1. Allez visiter l’hôtel de la Marine, il est juste sublime. C’est une claque esthétique sans fin de salle en salle. Un palais dans votre tête, le casque fourni vous remet dans le bain historique. Ils ont fait en version moderne une voûte céleste et un parvis à vague lumineuse. Ce sont les petits twists entre modernité et patrimoine.




Et puis vous avez la Loggia à colonnes donnant sur la Concorde. On peut s’y trémousser comme des princesses au crépuscule…
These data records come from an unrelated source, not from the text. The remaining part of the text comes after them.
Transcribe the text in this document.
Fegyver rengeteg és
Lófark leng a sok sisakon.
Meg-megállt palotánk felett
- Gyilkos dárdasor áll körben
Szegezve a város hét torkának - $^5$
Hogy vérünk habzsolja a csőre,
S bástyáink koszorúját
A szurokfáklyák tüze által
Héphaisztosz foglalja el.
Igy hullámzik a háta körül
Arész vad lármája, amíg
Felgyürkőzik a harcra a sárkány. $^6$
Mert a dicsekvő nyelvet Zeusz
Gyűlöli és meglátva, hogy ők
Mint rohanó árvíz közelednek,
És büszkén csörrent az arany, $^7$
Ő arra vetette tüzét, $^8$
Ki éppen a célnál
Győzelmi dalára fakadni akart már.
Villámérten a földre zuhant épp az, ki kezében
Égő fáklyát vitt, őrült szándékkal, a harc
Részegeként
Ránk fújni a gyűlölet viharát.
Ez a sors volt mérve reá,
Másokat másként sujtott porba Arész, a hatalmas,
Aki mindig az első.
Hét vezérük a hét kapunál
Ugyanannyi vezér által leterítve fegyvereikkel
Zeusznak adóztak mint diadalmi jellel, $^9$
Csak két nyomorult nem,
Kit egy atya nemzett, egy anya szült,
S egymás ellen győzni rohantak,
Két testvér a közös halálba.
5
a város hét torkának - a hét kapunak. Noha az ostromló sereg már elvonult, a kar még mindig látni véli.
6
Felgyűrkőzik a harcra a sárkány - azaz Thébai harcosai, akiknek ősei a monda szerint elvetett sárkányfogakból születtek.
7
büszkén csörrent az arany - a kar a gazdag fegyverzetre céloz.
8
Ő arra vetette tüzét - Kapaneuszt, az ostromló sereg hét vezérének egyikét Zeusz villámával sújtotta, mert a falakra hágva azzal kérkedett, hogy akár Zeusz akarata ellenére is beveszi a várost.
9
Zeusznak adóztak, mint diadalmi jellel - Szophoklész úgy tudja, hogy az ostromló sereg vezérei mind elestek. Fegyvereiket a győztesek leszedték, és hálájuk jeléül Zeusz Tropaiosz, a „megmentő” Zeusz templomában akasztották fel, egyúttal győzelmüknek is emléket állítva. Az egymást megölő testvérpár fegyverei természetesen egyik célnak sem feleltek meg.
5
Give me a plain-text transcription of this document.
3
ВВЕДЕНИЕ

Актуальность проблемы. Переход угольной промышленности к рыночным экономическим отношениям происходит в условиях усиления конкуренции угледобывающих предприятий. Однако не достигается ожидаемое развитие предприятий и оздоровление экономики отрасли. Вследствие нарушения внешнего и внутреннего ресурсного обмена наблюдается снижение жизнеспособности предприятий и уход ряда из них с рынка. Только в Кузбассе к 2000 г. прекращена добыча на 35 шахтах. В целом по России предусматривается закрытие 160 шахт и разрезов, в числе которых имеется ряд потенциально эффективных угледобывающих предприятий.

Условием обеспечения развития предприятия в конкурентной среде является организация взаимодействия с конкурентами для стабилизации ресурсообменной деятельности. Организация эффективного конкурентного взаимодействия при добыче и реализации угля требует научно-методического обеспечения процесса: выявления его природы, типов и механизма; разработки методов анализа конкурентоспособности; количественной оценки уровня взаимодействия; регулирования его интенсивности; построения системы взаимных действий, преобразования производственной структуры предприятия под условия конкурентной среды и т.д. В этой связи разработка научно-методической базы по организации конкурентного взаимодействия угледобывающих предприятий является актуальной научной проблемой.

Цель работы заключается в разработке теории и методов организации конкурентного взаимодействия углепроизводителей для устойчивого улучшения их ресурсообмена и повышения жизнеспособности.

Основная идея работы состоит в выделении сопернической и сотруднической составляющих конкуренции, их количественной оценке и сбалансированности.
Le musée- collection Al Thani
2. Après, de l’autre côté du bâtiment, vous entrez dans le musée Al Thani. Un neveu de l’émir du Qatar. Il a acheté ici une concession longue. Avec le paquet de millions 💶 qu’il fallait. Il raffole des oeuvres miniatures antiques. Belles à pleurer. Et des arts islamiques, si raffinés.
Il est très bien conseillé. Sa collection est belle à pleurer. C’est Noël toute l’année. Dans les yeux, dès l’entrée…


L’histoire longue (pour ceux qui lisent)
En 2015, le ministère de la Marine quitte l’Hôtel de la Marine à Paris pour rejoindre le nouveau site du ministère de la Défense au sud de Paris. Le monument est alors confié au Centre des monuments nationaux. Objectif : restaurer le bâtiment et faire revivre aux visiteurs le temps du « Garde-Meuble de la Couronne », à l’époque de sa construction au XVIIIe siècle.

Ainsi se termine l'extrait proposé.